Buchanan M R, Vazquez M J, Gimbrone M A
Blood. 1983 Oct;62(4):889-95.
Polymorphonuclear leukocytes (PMN) adhere to the vascular endothelial lining in vivo and to the surfaces of cultured endothelial cells in vitro, but the mechanisms of these cellular interactions remain unclear. Arachidonic acid metabolites, both cyclooxygenase- and lipoxygenase-derived, have been shown to influence PMN locomotion, secretion, and adhesion to artificial surfaces. To determine whether such mediators also are involved in regulating PMN-endothelial cell interactions, we have examined the effects of prostacyclin and various inhibitors of arachidonic acid metabolism on the adherence of radiolabeled PMN to cultured bovine aortic endothelial cells. Confluent endothelial monolayers were incubated with washed suspensions of radiolabeled human PMN (which contained less than 1% platelet contamination) at 37 degrees C for 30 min, then subjected to a standardized wash procedure and the number of adherent leukocytes determined radiometrically. Under basal conditions, i.e., in the absence of exogenous activating stimuli, 4,163 +/- 545 PMN adhered per square millimeter of endothelial surface (mean +/- SEM, n = 12). This basal adhesion (which corresponds to approximately 4-5 leukocytes per endothelial cell) was unaffected when the leukocytes and endothelial monolayers were pretreated with cyclooxygenase inhibitors (100 microM aspirin or 1-5 microM indomethacin) or PGI2 (10(-9)-10(6) M). Thus, basal PMN-endothelial adhesion in this in vitro model system does not appear to be dependent on endogenous cyclooxygenase derivatives of arachidonate or to be sensitive to inhibition by exogenous prostacyclin. In contrast, leukocyte adhesion was significantly reduced by pretreatment with 5,8,11,14- or 4,7,10,13-eicosatetraynoic acid, 0.5-5 mM sodium salicylate, or 10-1,000 microM indomethacin, antiinflammatory agents that can interfere with the metabolism of arachidonic acid via non-cyclooxygenase-dependent mechanisms. These observations may be relevant to the interactions of circulating PMN with vascular endothelium under both physiologic and pathophysiologic conditions in vivo.

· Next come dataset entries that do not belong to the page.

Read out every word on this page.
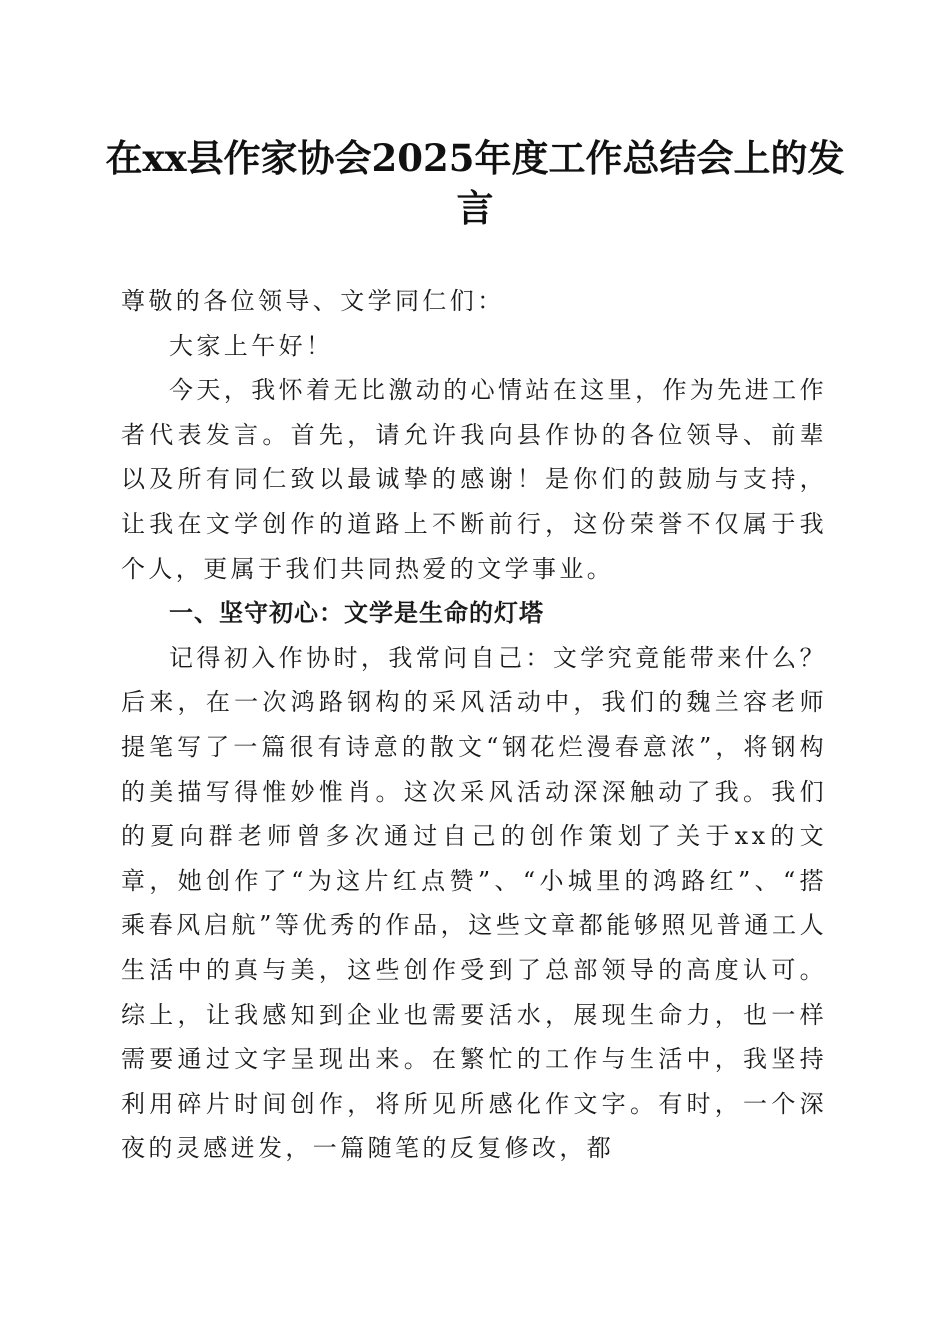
在xx县作家协会2025年度工作总结会上的发言

尊敬的各位领导、文学同仁们：

大家上午好！

今天，我怀着无比激动的心情站在这里，作为先进工作者代表发言。首先，请允许我向县作协的各位领导、前辈以及所有同仁致以最诚挚的感谢！是你们的鼓励与支持，让我在文学创作的道路上不断前行，这份荣誉不仅属于我个人，更属于我们共同热爱的文学事业。

一、坚守初心：文学是生命的灯塔

记得初入作协时，我常问自己：文学究竟能带来什么？后来，在一次鸿路钢构的采风活动中，我们的魏兰容老师提笔写了一篇很有诗意的散文“钢花烂漫春意浓”，将钢构的美描写得惟妙惟肖。这次采风活动深深触动了我。我们的夏向群老师曾多次通过自己的创作策划了关于xx的文章，她创作了“为这片红点赞”、“小城里的鸿路红”、“搭乘春风启航”等优秀的作品，这些文章都能够照见普通工人生活中的真与美，这些创作受到了总部领导的高度认可。综上，让我感知到企业也需要活水，展现生命力，也一样需要通过文字呈现出来。在繁忙的工作与生活中，我坚持利用碎片时间创作，将所见所感化作文字。有时，一个深夜的灵感迸发，一篇随笔的反复修改，都
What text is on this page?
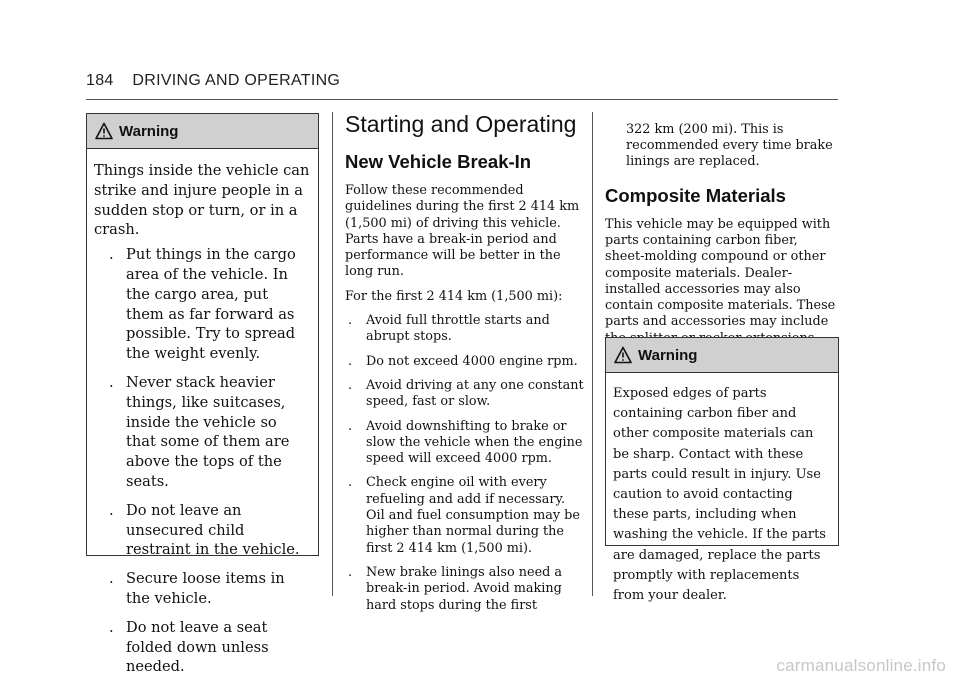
184 DRIVING AND OPERATING
Warning

Things inside the vehicle can strike and injure people in a sudden stop or turn, or in a crash.

. Put things in the cargo area of the vehicle. In the cargo area, put them as far forward as possible. Try to spread the weight evenly.
. Never stack heavier things, like suitcases, inside the vehicle so that some of them are above the tops of the seats.
. Do not leave an unsecured child restraint in the vehicle.
. Secure loose items in the vehicle.
. Do not leave a seat folded down unless needed.
Starting and Operating
New Vehicle Break-In

Follow these recommended guidelines during the first 2 414 km (1,500 mi) of driving this vehicle. Parts have a break-in period and performance will be better in the long run.

For the first 2 414 km (1,500 mi):

. Avoid full throttle starts and abrupt stops.
. Do not exceed 4000 engine rpm.
. Avoid driving at any one constant speed, fast or slow.
. Avoid downshifting to brake or slow the vehicle when the engine speed will exceed 4000 rpm.
. Check engine oil with every refueling and add if necessary. Oil and fuel consumption may be higher than normal during the first 2 414 km (1,500 mi).
. New brake linings also need a break-in period. Avoid making hard stops during the first

322 km (200 mi). This is recommended every time brake linings are replaced.

Composite Materials

This vehicle may be equipped with parts containing carbon fiber, sheet-molding compound or other composite materials. Dealer-installed accessories may also contain composite materials. These parts and accessories may include

Warning

Exposed edges of parts containing carbon fiber and other composite materials can be sharp. Contact with these parts could result in injury. Use caution to avoid contacting these parts, including when washing the vehicle. If the parts are damaged, replace the parts promptly with replacements from your dealer.

carmanualsonline.info
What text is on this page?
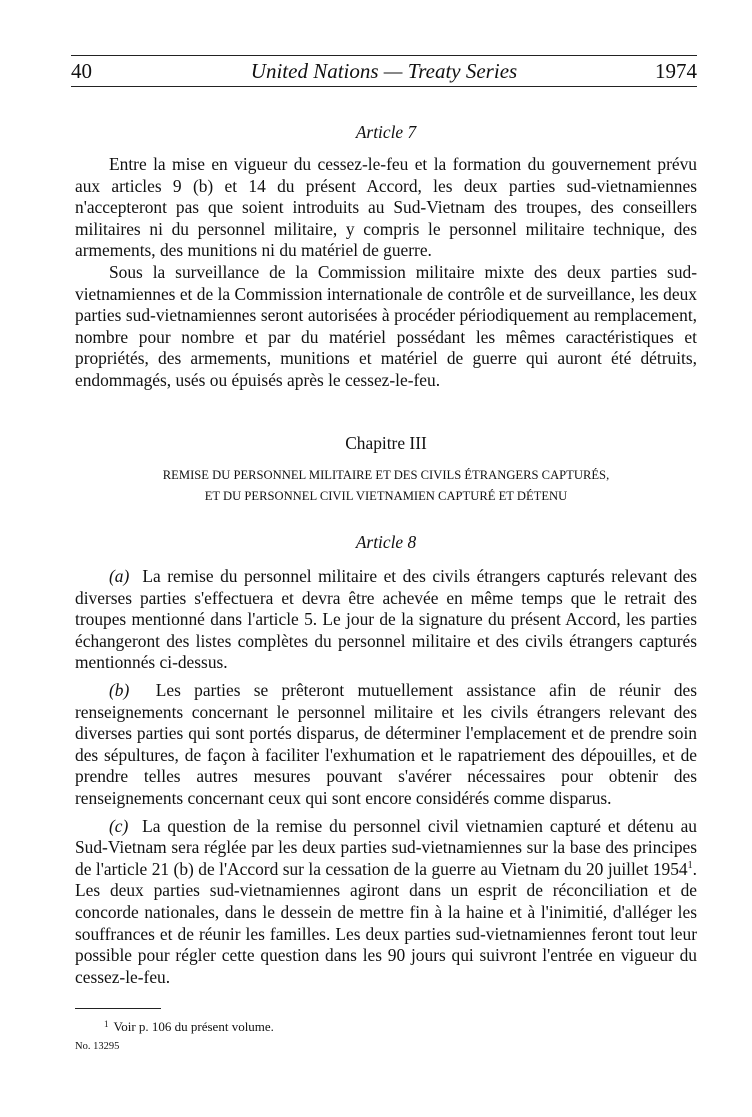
40	United Nations — Treaty Series	1974
Article 7

Entre la mise en vigueur du cessez-le-feu et la formation du gouvernement prévu aux articles 9 (b) et 14 du présent Accord, les deux parties sud-vietnamiennes n'accepteront pas que soient introduits au Sud-Vietnam des troupes, des conseillers militaires ni du personnel militaire, y compris le personnel militaire technique, des armements, des munitions ni du matériel de guerre.

Sous la surveillance de la Commission militaire mixte des deux parties sud-vietnamiennes et de la Commission internationale de contrôle et de surveillance, les deux parties sud-vietnamiennes seront autorisées à procéder périodiquement au remplacement, nombre pour nombre et par du matériel possédant les mêmes caractéristiques et propriétés, des armements, munitions et matériel de guerre qui auront été détruits, endommagés, usés ou épuisés après le cessez-le-feu.

Chapitre III
REMISE DU PERSONNEL MILITAIRE ET DES CIVILS ÉTRANGERS CAPTURÉS,
ET DU PERSONNEL CIVIL VIETNAMIEN CAPTURÉ ET DÉTENU
Article 8

(a) La remise du personnel militaire et des civils étrangers capturés relevant des diverses parties s'effectuera et devra être achevée en même temps que le retrait des troupes mentionné dans l'article 5. Le jour de la signature du présent Accord, les parties échangeront des listes complètes du personnel militaire et des civils étrangers capturés mentionnés ci-dessus.

(b) Les parties se prêteront mutuellement assistance afin de réunir des renseignements concernant le personnel militaire et les civils étrangers relevant des diverses parties qui sont portés disparus, de déterminer l'emplacement et de prendre soin des sépultures, de façon à faciliter l'exhumation et le rapatriement des dépouilles, et de prendre telles autres mesures pouvant s'avérer nécessaires pour obtenir des renseignements concernant ceux qui sont encore considérés comme disparus.

(c) La question de la remise du personnel civil vietnamien capturé et détenu au Sud-Vietnam sera réglée par les deux parties sud-vietnamiennes sur la base des principes de l'article 21 (b) de l'Accord sur la cessation de la guerre au Vietnam du 20 juillet 1954$^1$. Les deux parties sud-vietnamiennes agiront dans un esprit de réconciliation et de concorde nationales, dans le dessein de mettre fin à la haine et à l'inimitié, d'alléger les souffrances et de réunir les familles. Les deux parties sud-vietnamiennes feront tout leur possible pour régler cette question dans les 90 jours qui suivront l'entrée en vigueur du cessez-le-feu.

$^1$ Voir p. 106 du présent volume.
No. 13295
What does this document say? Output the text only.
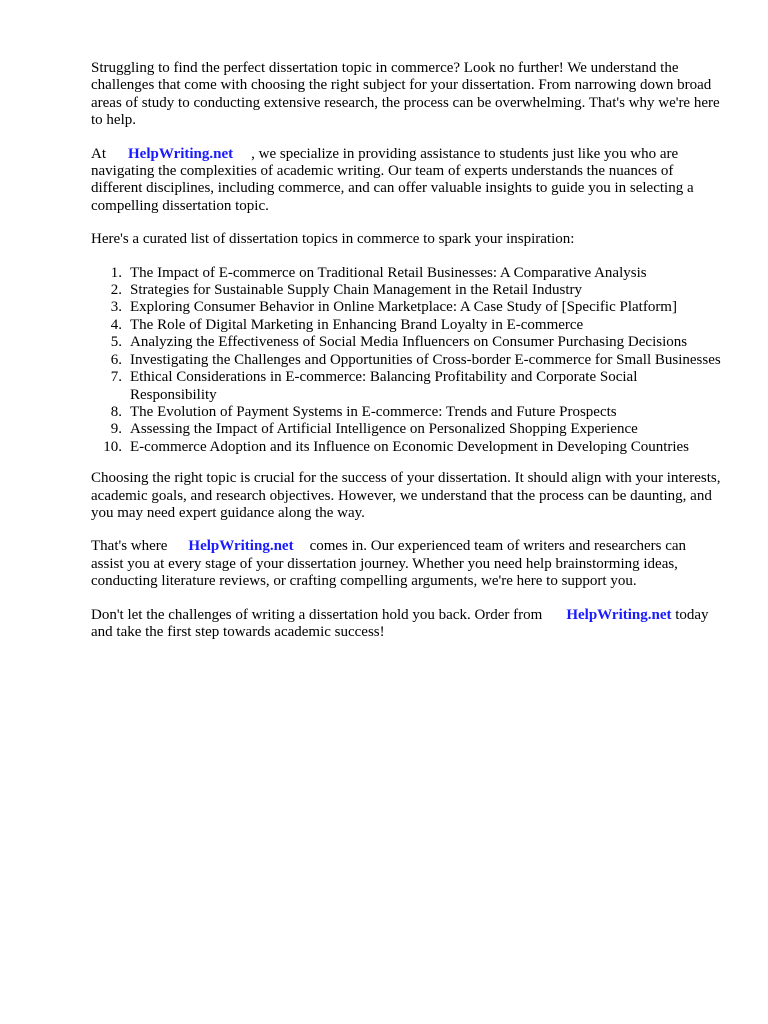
Struggling to find the perfect dissertation topic in commerce? Look no further! We understand the challenges that come with choosing the right subject for your dissertation. From narrowing down broad areas of study to conducting extensive research, the process can be overwhelming. That's why we're here to help.

At HelpWriting.net , we specialize in providing assistance to students just like you who are navigating the complexities of academic writing. Our team of experts understands the nuances of different disciplines, including commerce, and can offer valuable insights to guide you in selecting a compelling dissertation topic.

Here's a curated list of dissertation topics in commerce to spark your inspiration:

1. The Impact of E-commerce on Traditional Retail Businesses: A Comparative Analysis
2. Strategies for Sustainable Supply Chain Management in the Retail Industry
3. Exploring Consumer Behavior in Online Marketplace: A Case Study of [Specific Platform]
4. The Role of Digital Marketing in Enhancing Brand Loyalty in E-commerce
5. Analyzing the Effectiveness of Social Media Influencers on Consumer Purchasing Decisions
6. Investigating the Challenges and Opportunities of Cross-border E-commerce for Small Businesses
7. Ethical Considerations in E-commerce: Balancing Profitability and Corporate Social Responsibility
8. The Evolution of Payment Systems in E-commerce: Trends and Future Prospects
9. Assessing the Impact of Artificial Intelligence on Personalized Shopping Experience
10. E-commerce Adoption and its Influence on Economic Development in Developing Countries

Choosing the right topic is crucial for the success of your dissertation. It should align with your interests, academic goals, and research objectives. However, we understand that the process can be daunting, and you may need expert guidance along the way.

That's where HelpWriting.net comes in. Our experienced team of writers and researchers can assist you at every stage of your dissertation journey. Whether you need help brainstorming ideas, conducting literature reviews, or crafting compelling arguments, we're here to support you.

Don't let the challenges of writing a dissertation hold you back. Order from HelpWriting.net today and take the first step towards academic success!
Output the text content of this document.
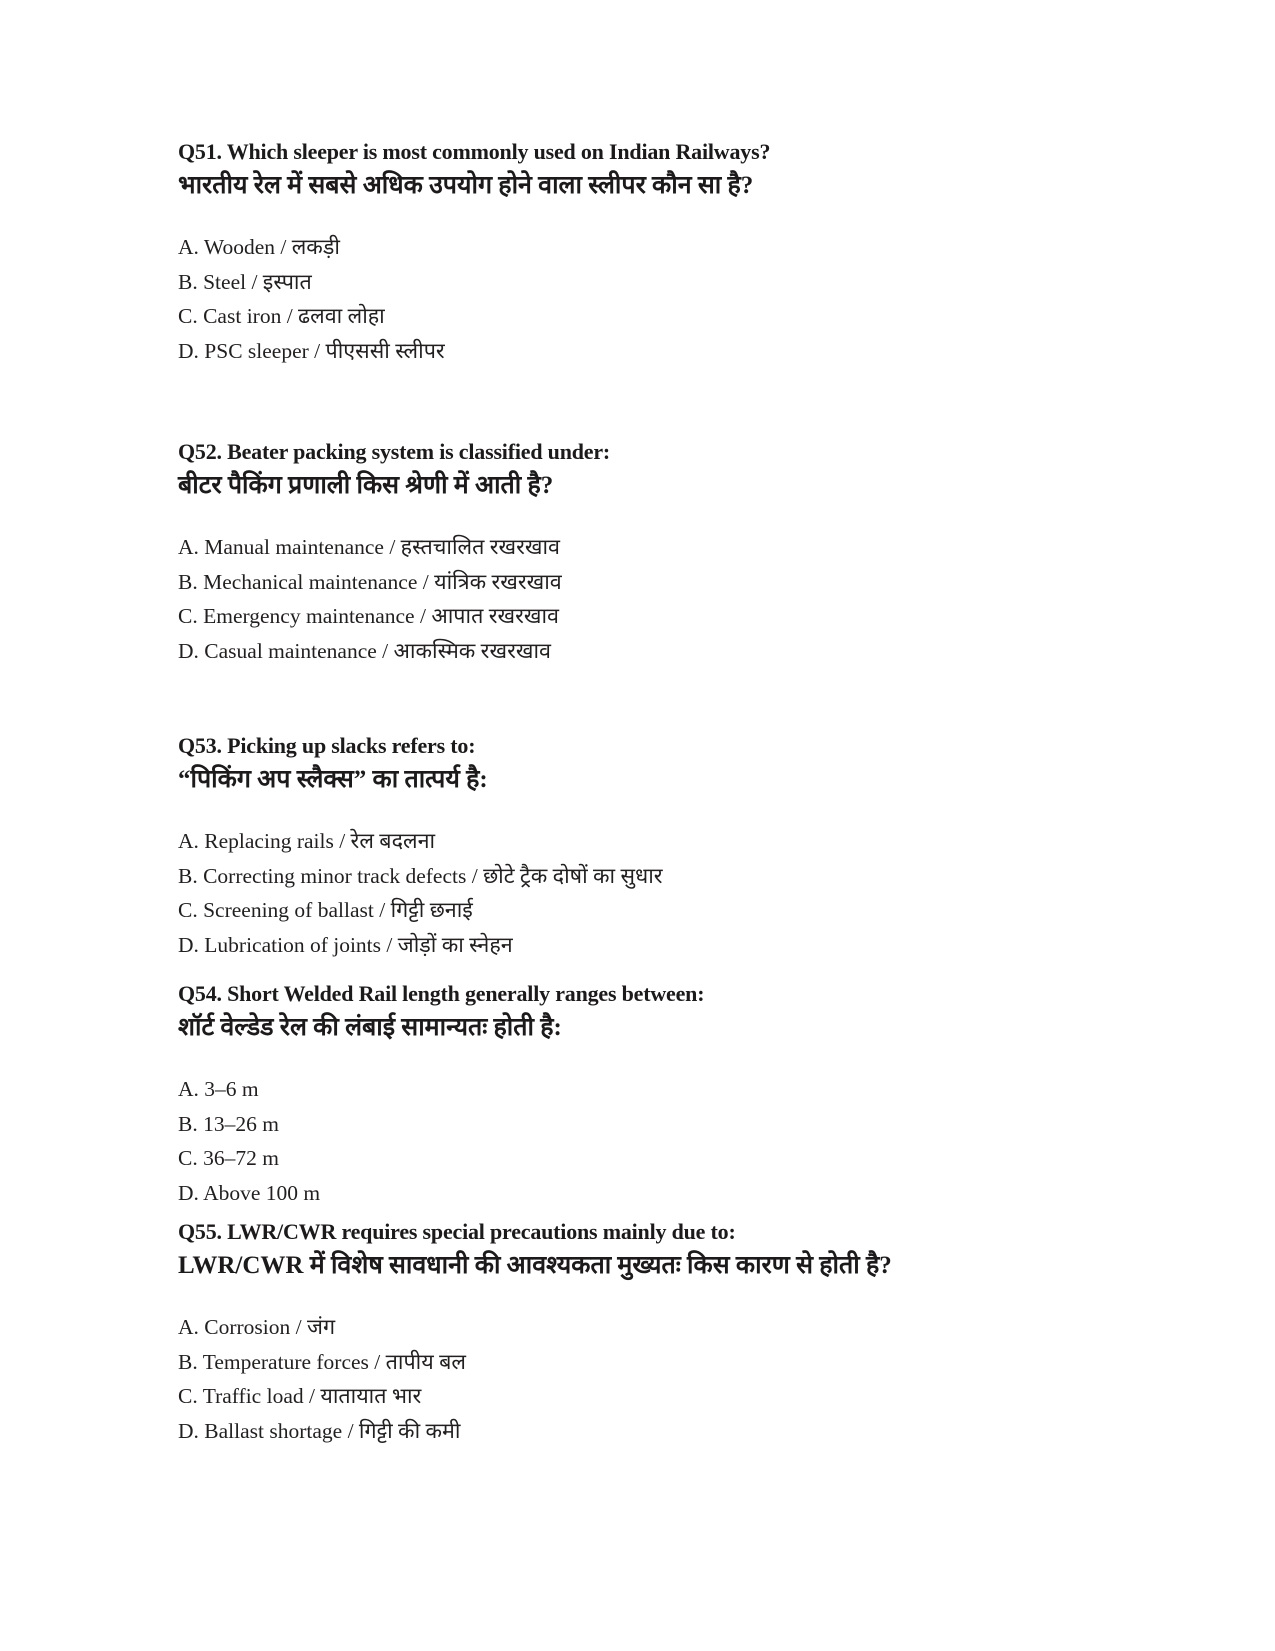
Q51. Which sleeper is most commonly used on Indian Railways?
भारतीय रेल में सबसे अधिक उपयोग होने वाला स्लीपर कौन सा है?
A. Wooden / लकड़ी
B. Steel / इस्पात
C. Cast iron / ढलवा लोहा
D. PSC sleeper / पीएससी स्लीपर
Q52. Beater packing system is classified under:
बीटर पैकिंग प्रणाली किस श्रेणी में आती है?
A. Manual maintenance / हस्तचालित रखरखाव
B. Mechanical maintenance / यांत्रिक रखरखाव
C. Emergency maintenance / आपात रखरखाव
D. Casual maintenance / आकस्मिक रखरखाव
Q53. Picking up slacks refers to:
“पिकिंग अप स्लैक्स” का तात्पर्य है:
A. Replacing rails / रेल बदलना
B. Correcting minor track defects / छोटे ट्रैक दोषों का सुधार
C. Screening of ballast / गिट्टी छनाई
D. Lubrication of joints / जोड़ों का स्नेहन
Q54. Short Welded Rail length generally ranges between:
शॉर्ट वेल्डेड रेल की लंबाई सामान्यतः होती है:
A. 3–6 m
B. 13–26 m
C. 36–72 m
D. Above 100 m
Q55. LWR/CWR requires special precautions mainly due to:
LWR/CWR में विशेष सावधानी की आवश्यकता मुख्यतः किस कारण से होती है?
A. Corrosion / जंग
B. Temperature forces / तापीय बल
C. Traffic load / यातायात भार
D. Ballast shortage / गिट्टी की कमी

多形核白细胞(PMN)在体内可黏附于血管内皮衬里,在体外可黏附于培养的内皮细胞表面,但其细胞间相互作用的机制仍不清楚。已证实,环氧化酶和脂氧化酶衍生的花生四烯酸代谢产物可影响PMN的运动、分泌及对人工表面的黏附。为确定此类介质是否也参与调节PMN与内皮细胞的相互作用,我们研究了前列环素及多种花生四烯酸代谢抑制剂对放射性标记的PMN黏附于培养的牛主动脉内皮细胞的影响。将汇合的内皮细胞单层与经洗涤的放射性标记人PMN悬浮液(血小板污染少于1%)在37℃孵育30分钟,然后进行标准化洗涤程序,并通过放射性测定法确定黏附白细胞的数量。在基础条件下,即在无外源性激活刺激时,每平方毫米内皮表面有4163±545个PMN黏附(平均值±标准误,n = 12)。当白细胞和内皮细胞单层用环氧化酶抑制剂(100μM阿司匹林或1 - 5μM吲哚美辛)或前列环素(10⁻⁹ - 10⁶M)预处理时,这种基础黏附(相当于每个内皮细胞约4 - 5个白细胞)不受影响。因此,在该体外模型系统中,基础PMN与内皮细胞的黏附似乎不依赖于花生四烯酸的内源性环氧化酶衍生物,对外源性前列环素的抑制也不敏感。相反,用5,8,11,14 - 或4,7,10,13 - 二十碳四烯酸、0.5 - 5 mM水杨酸钠或10 - 1000μM吲哚美辛预处理可显著降低白细胞黏附,这些抗炎药可通过非环氧化酶依赖机制干扰花生四烯酸的代谢。这些观察结果可能与体内生理和病理生理条件下循环PMN与血管内皮的相互作用有关。